Dengan penerapan teknologi tersebut, pelaku UMKM dapat mengelola transaksi mereka lebih baik. Hal ini memungkinkan mereka untuk memberikan layanan yang lebih baik kepada pelanggan, sebuah aspek penting dalam mempertahankan pelanggan dan meningkatkan loyalitas.
Manfaat NumoFest bagi Pelaku UMKM dan Pengusaha Perempuan
NumoFest bertujuan untuk memberdayakan pengusaha perempuan muslim yang selama ini mungkin terhambat akses ke inovasi teknologi.
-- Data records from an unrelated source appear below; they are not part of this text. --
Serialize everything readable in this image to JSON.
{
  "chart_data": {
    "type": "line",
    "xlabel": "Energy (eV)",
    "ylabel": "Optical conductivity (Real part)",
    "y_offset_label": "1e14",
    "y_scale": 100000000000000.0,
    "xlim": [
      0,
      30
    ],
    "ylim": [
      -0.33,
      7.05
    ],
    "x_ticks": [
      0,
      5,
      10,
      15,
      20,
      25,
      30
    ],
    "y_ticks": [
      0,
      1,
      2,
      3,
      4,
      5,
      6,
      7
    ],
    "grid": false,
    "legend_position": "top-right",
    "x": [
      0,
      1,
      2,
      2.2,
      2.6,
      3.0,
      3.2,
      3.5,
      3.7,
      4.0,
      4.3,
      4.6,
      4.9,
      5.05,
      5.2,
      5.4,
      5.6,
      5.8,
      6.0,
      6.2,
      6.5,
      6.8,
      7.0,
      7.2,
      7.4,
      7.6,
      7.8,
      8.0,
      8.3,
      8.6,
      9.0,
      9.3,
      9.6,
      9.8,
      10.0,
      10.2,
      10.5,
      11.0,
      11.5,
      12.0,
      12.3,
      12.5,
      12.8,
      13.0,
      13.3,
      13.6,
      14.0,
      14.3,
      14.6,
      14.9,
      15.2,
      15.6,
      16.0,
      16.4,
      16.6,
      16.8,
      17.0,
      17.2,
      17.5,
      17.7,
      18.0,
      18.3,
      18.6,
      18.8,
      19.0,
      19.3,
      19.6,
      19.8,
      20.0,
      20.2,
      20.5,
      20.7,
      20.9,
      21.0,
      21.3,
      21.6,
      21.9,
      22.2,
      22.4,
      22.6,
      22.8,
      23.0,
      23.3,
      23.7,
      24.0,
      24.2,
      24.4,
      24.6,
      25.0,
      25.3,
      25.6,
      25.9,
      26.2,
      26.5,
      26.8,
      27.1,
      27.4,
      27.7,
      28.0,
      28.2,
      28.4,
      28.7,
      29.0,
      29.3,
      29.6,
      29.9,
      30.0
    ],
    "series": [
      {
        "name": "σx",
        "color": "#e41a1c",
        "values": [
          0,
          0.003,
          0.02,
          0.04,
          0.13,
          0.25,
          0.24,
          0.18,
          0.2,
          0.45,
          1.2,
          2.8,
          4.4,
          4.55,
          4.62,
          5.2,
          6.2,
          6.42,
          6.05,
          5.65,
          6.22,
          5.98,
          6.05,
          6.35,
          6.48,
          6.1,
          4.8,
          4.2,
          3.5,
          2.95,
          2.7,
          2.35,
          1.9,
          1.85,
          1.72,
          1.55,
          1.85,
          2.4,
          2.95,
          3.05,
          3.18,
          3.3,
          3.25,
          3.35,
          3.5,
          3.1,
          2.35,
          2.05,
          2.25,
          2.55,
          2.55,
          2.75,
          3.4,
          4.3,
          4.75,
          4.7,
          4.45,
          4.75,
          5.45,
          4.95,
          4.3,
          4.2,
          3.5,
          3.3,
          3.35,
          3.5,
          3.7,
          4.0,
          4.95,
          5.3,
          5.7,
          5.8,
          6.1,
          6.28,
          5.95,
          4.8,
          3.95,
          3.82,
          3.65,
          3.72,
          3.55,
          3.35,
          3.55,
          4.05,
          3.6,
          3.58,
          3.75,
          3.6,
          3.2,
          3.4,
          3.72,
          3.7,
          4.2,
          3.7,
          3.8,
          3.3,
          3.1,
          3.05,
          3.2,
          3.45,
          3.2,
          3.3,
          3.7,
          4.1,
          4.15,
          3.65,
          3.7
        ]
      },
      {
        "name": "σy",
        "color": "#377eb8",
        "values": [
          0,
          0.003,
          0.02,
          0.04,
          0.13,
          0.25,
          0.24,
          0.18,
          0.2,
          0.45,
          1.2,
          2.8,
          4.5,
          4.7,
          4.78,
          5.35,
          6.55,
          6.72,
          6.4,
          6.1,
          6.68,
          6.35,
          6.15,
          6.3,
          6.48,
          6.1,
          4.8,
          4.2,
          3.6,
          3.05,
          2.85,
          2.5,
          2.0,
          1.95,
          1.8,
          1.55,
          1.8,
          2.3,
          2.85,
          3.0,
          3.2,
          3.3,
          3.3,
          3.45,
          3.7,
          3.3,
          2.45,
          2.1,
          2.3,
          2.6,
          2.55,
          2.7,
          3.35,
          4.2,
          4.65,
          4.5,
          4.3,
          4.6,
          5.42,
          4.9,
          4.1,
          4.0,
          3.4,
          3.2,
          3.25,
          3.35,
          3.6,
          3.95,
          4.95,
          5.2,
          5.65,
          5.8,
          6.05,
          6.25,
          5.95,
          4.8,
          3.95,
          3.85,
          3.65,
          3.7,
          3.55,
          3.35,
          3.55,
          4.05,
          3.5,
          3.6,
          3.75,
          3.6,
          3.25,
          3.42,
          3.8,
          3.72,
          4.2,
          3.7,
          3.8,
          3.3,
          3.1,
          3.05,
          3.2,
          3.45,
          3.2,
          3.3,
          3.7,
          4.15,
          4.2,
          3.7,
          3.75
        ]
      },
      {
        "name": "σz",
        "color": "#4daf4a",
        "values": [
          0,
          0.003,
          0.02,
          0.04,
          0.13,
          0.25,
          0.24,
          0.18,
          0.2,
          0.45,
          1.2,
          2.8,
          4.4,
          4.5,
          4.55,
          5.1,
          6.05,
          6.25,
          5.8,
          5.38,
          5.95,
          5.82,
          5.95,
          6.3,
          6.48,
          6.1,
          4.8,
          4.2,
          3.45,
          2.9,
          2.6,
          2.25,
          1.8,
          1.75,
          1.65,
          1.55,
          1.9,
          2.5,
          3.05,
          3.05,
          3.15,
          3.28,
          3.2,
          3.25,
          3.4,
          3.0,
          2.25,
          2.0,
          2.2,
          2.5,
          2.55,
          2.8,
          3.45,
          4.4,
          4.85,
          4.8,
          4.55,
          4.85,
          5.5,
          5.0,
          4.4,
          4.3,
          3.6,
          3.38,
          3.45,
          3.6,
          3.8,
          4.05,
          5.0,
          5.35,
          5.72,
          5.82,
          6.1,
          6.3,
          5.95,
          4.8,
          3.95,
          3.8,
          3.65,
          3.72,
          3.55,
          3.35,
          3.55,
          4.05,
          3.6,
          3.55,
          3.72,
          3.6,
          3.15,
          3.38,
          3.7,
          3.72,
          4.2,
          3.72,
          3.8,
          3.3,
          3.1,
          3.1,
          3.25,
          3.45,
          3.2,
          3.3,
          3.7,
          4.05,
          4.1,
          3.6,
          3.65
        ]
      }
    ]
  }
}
Dengan memberikan wadah seperti festival ini, diharapkan para pelaku usaha dapat menemukan peluang baru yang lebih baik dan berkelanjutan.
Event ini menyediakan platform bagi perempuan untuk menunjukkan kreativitas dan kemampuan mereka dalam dunia fashion. Peluang seperti ini sangat penting untuk meningkatkan rasa percaya diri dan keberanian mereka dalam berbisnis.
Selain itu, NumoFest juga berfungsi sebagai jaringan sosial bagi pengusaha. Mereka dapat bertemu, berbagi pengalaman, dan berkolaborasi dengan sesama pelaku usaha untuk menciptakan ide baru dan strategi yang lebih efektif.
Dengan pendekatan yang inklusif, NumoFest diharapkan dapat menciptakan dampak sosial yang positif. Melalui acara ini, pengusaha perempuan diharapkan dapat meningkatkan pengetahuan dan keterampilan, serta akses informasi yang berkaitan dengan pemasaran dan teknologi.
Perspektif Masa Depan Sektor UMKM di Era Digital
Ke depan, sektor UMKM di Indonesia diharapkan semakin kuat dengan dukungan dari teknologi digital. Transformasi digital akan menjadi bagian integral dari strategi bisnis, terutama dalam era globalisasi dan persaingan yang semakin ketat.
Event seperti NumoFest akan menjadi model bagi pelaksanaan acara lain yang mendukung perkembangan UMKM. Implementasi teknologi baru dalam sektor ini bisa menjadi contoh bagi daerah dan sektor lain dalam memanfaatkan inovasi untuk pertumbuhan ekonomi.
Para pelaku usaha harus mampu membaca peluang yang ada dan beradaptasi dengan perubahan. Digitalisasi tidak hanya tentang alat, tetapi juga tentang mindset untuk terus belajar dan berkembang, terutama di tengah cepatnya kemajuan teknologi.
Dengan dukungan semua pemangku kepentingan, dari pemerintah hingga masyarakat, sektor UMKM berpotensi menjadi pilar utama ekonomi Indonesia. Dalam jangka panjang, keberhasilan transformasi digital di sektor ini akan berdampak positif bagi pertumbuhan ekonomi secara keseluruhan.